Clear non RS events: Removes all non Rocksmith text events (anything that isn't a RS phrase, RS section or RS event) from the project.Place Trainer Event
Simplifies the process of adding pro guitar and pro bass training sections when authoring pro guitar content for Rock Band 3. When a number is entered into the Place Trainer Event dialog's input field, EOF will place a check mark next to each trainer section for that trainer number that already exists in the track, making it easy to avoid duplicate trainer events and typos. When OK is clicked, EOF will prompt you to confirm placing the event if it would be a duplicate, and the appropriate text event is placed on the selected beat. As per Rock Band 3's use of these events, both the 17 and 22 fret pro guitar tracks use trainer events from the 17 fret pro guitar track (PART REAL_GUITAR), and both the 17 and 22 fret pro bass tracks use trainer events from the 17 fret pro bass track (PART REAL_BASS).Copy Events
Copies the selected beat's visible events (ie. those not assigned to a track other than the active track) to the event clipboard.Paste Events
Pastes the contents of the event clipboard file onto the selected beat.
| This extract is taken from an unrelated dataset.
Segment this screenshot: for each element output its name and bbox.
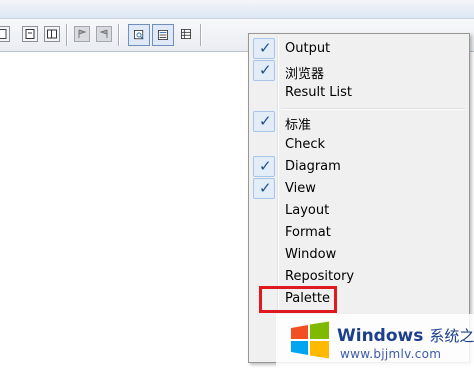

If any of the events in the clipboard were track-specific, they are made specific to the track that is currently activated when the paste is performed.
Manual
Display the documents you are currently reading.
Tutorial
Display the Tutorial. If you are new to EOF, look here for a guide to making songs.
Vocals Tutorial
Display the Vocals Tutorial. Look here for a primer for creating vocal charts to use with FoFiX or even just scrolling or subtitle lyrics that are compatible with older versions of FoF.
Pro Guitar Tutorial
Display the Pro Guitar Tutorial. This will guide you through the basic process of authoring pro guitar and bass tracks for Phase Shift and Rock Band 3. This also provides foundational knowledge for authoring guitar and bass tracks for Rocksmith.
Keys
Display the keyboard and mouse controls used for editing songs. Almost all EOF functions can be activated using the GUI interface but using the keys can speed up the editing process considerably.
About
Display the current EOF version information.